Pourtant jadis, il était lui aussi un gueux. Il y a seulement deux ans, il a eu l’opportunité de devenir cadre. Cette occasion de s’élever, de changer de caste ne lui est pas passé sous le nez. Egocentré, il faisait semblant de nous écouter. Il prenait des décisions irraisonnées tout en feignant une expérience certaine et une connaissance partenariale pointue. Imposteur ! Ce n’était que mise en scène. Il n’avait jamais mis le nez en dehors de son institution. Il s’était depuis grassement embourgeoisé et fait fi de son ancienne identité professionnelle. Il s’était délesté de certaines valeurs et convictions personnelles. Il n’en avait plus besoin. Il a capitulé pour mieux capitaliser.

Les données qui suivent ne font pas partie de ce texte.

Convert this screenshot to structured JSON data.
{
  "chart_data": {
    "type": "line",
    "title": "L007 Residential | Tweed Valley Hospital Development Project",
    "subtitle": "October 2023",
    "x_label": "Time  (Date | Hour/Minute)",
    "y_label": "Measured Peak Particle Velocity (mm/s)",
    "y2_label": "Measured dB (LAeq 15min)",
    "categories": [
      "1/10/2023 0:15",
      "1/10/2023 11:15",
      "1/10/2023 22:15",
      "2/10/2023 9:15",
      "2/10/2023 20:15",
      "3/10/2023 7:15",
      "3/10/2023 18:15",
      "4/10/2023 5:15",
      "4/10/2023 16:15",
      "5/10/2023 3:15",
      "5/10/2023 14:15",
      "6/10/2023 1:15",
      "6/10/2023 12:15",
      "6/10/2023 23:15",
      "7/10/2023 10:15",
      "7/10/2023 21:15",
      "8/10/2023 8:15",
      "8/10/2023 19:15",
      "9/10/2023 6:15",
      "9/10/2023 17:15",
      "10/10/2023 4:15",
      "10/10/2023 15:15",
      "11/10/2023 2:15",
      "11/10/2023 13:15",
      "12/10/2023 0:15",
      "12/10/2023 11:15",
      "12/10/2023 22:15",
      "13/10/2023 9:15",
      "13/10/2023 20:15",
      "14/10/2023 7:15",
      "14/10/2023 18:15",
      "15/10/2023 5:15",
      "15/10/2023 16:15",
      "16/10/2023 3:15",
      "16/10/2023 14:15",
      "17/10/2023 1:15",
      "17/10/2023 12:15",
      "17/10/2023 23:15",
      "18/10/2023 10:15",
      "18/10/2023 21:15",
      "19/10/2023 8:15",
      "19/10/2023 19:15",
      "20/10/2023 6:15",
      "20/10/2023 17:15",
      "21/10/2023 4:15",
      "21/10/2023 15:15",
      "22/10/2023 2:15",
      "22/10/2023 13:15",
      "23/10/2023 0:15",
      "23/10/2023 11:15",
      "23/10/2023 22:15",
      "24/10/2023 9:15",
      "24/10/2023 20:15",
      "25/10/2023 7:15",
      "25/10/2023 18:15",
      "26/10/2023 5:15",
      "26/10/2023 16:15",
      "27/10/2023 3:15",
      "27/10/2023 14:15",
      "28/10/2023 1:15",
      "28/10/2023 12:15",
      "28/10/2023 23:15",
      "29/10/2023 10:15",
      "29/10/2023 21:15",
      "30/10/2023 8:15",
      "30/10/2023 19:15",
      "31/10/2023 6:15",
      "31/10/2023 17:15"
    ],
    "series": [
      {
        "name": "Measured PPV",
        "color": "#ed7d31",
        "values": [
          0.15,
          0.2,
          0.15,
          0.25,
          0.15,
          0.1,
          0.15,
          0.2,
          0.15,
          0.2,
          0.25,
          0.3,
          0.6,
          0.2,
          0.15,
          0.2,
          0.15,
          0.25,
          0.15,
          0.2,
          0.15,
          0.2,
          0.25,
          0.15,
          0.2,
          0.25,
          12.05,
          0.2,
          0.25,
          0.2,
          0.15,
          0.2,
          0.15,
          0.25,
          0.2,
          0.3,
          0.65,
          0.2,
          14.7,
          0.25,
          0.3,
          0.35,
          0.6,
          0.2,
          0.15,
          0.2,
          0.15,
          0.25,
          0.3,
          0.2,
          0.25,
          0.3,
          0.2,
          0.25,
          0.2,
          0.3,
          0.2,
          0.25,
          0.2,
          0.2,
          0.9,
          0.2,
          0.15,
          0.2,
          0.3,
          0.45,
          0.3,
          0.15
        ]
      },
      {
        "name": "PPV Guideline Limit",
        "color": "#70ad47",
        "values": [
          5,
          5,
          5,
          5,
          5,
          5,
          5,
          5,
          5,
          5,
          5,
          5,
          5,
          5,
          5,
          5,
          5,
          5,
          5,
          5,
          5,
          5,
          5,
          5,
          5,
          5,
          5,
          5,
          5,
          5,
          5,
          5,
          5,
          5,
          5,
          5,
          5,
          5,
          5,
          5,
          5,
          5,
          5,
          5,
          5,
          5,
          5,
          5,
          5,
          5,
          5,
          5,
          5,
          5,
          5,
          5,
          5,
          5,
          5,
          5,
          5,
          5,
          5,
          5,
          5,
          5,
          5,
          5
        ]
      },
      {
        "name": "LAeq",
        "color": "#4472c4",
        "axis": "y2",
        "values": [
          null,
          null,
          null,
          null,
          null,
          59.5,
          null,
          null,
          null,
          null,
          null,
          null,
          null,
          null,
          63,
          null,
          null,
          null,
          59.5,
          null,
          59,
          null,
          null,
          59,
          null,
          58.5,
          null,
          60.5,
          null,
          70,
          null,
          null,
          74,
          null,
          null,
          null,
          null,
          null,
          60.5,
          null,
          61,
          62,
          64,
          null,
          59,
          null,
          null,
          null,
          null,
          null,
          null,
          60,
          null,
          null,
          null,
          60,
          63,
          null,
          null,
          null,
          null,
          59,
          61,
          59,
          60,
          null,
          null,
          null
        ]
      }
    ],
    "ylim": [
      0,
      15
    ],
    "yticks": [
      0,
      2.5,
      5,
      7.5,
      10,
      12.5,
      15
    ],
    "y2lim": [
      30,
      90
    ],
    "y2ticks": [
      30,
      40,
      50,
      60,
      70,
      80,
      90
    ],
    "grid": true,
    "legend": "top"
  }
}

La veille encore, j’ai tenté de fuir en allant boire un verre avec de vieux amis. J’ai essayé de leur parler de mon ressenti, de mes douleurs. Mais rien n’y faisait. Ils ne saisissaient pas ma détresse. Pire, ils la minimisaient. Je ne leur en veux pas. C’est dur de mettre des mots sur cette maladie. Je me revois encore hier avec eux, au beau milieu de la conversation, me déconnecter subitement sans raison. Hanté et envahi de doutes et de craintes qui prennent le contrôle de mes pensées malgré moi. Mon esprit est broyé complètement brouillé. Je me sens paralysé et appesanti par le poids des épreuves. Je ressens le besoin de m’échapper inexorablement. Certains me soutiennent à leur manière. Mais plus ils essaient, plus je me consume. Ils soufflent sur la braise sans même le savoir. Je me dois donc de le porter seul ce fardeau.
« Tu n’es rien ! » « Tu ne vaux rien ». Ces phrases me sont répétées implicitement et sournoisement. Ceux qui veulent me voir déguerpir prennent énormément de plaisir à me voir décrépir. Usé par cette guerre des nerfs que l’on me livre, noir est désormais la couleur de mon devenir.